Highlights & Insights¶
- Semantically Aligned Latent Space: Using frame-level text labels to guide the structure of the motion latent space—so that semantically similar motions are geometrically proximate—is a transferable idea applicable to other sequence generation tasks (e.g., audio, trajectory generation) wherever aligned semantic labels are available.
- Soft Cosine vs. Hard Contrastive Constraints: For continuous, ambiguous signals such as motion, soft constraints outperform hard contrastive objectives. This insight has broader implications for representation learning on continuous signals.
- Substantial Advantage of Multi-Token Cross-Attention: Single-token conditioning discards too much information; multi-token representations preserve the structured semantics of text. While this has been validated in T2I generation (e.g., DALL-E 3), this paper successfully transfers the insight to T2M.
Limitations & Future Work¶
- The method generates only body-level motion and does not include fine-grained hand motion, which is a notable limitation for real-world applications.
- The SAE relies on frame-level annotations from the BABEL dataset, which have limited coverage and high label redundancy; scaling to larger datasets may require automatic annotation pipelines.
- A trade-off exists between FID and R-Precision (SAE achieves the best R-Precision but not the best FID); whether both can be simultaneously optimized remains an open question.
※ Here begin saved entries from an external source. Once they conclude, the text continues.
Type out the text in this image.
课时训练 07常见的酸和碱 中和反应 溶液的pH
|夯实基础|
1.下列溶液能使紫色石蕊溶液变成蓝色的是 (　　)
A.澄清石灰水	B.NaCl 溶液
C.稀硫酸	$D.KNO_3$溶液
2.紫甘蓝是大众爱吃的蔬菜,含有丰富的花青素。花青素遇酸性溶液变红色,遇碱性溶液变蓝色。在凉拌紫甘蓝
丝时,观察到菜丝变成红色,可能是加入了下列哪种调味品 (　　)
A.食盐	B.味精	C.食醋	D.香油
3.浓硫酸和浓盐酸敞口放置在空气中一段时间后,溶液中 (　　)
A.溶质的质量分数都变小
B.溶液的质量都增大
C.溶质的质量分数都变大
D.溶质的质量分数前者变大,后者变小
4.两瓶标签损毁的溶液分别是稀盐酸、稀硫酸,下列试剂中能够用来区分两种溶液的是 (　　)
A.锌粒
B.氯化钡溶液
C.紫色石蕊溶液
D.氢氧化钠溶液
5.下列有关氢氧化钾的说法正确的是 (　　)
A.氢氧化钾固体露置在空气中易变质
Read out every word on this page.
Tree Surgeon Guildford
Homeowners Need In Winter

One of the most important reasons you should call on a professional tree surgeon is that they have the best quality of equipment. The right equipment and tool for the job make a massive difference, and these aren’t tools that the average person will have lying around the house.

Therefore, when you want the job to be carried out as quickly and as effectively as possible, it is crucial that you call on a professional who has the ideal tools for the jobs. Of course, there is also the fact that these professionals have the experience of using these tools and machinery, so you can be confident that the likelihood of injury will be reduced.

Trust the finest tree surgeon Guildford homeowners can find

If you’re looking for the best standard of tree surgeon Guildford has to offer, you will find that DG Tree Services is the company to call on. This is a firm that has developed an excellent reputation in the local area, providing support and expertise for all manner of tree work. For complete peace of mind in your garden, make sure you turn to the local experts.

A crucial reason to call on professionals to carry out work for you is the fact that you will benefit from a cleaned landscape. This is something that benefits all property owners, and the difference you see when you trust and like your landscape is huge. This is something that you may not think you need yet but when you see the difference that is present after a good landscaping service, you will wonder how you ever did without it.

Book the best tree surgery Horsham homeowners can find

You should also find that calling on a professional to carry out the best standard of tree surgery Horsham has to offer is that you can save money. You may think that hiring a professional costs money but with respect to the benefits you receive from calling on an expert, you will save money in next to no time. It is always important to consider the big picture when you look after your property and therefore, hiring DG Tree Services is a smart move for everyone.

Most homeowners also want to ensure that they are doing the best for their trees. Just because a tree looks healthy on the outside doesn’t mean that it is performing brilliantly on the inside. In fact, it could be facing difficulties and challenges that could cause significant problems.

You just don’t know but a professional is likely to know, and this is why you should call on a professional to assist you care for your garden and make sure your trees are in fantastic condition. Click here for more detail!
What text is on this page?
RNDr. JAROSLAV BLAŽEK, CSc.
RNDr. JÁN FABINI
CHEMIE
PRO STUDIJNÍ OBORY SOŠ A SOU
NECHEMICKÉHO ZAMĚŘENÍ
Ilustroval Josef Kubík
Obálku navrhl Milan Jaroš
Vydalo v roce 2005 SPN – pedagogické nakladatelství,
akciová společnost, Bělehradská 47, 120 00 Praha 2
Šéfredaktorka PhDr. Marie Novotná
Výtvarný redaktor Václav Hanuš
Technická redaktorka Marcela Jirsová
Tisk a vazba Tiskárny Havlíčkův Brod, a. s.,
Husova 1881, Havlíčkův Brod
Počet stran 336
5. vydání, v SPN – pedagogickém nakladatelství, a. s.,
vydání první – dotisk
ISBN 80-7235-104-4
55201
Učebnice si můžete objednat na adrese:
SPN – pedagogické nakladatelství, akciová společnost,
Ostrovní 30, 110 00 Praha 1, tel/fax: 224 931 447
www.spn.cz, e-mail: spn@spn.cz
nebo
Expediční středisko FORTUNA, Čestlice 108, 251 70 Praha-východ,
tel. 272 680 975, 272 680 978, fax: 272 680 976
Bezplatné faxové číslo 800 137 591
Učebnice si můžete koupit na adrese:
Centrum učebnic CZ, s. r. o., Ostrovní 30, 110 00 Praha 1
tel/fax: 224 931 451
- The evaluation metrics themselves are debatable, as different protocols yield inconsistent results, motivating the need for more robust evaluation frameworks.
Related Work & Insights¶
- vs. MARDM: MARDM uses CLIP single-token conditioning with AdaLN; MoLingo uses T5 multi-token cross-attention with SAE. These three improvements each contribute distinct performance gains.
- vs. MotionStreamer: MotionStreamer employs a 272D representation to avoid IK artifacts; MoLingo operates on both 263D and 272D representations and achieves superior performance in both cases.
- vs. VQ-based Methods (MoMask, DisCoRD): VQ-based methods perform better on diversity (MModality), while continuous latent space methods demonstrate clear advantages in realism (FID) and text alignment.
- The work is inspired by REPA (representation alignment in image generation), transplanting the semantic alignment idea into the motion generation domain.
Rating¶
- Novelty: ⭐⭐⭐⭐ The frame-level semantic alignment in SAE is the core innovation; multi-token conditioning has precedent in image generation but is effectively transferred here.
- Experimental Thoroughness: ⭐⭐⭐⭐⭐ Four evaluation protocols (MARDM-67, TMR-263, MS-272, user study) with extensive ablations.
- Writing Quality: ⭐⭐⭐⭐ Problem-driven exposition is clear, with two core questions guiding a coherent progression.
- Value: ⭐⭐⭐⭐ State-of-the-art results combined with a transferable latent space design paradigm that meaningfully advances the motion generation field.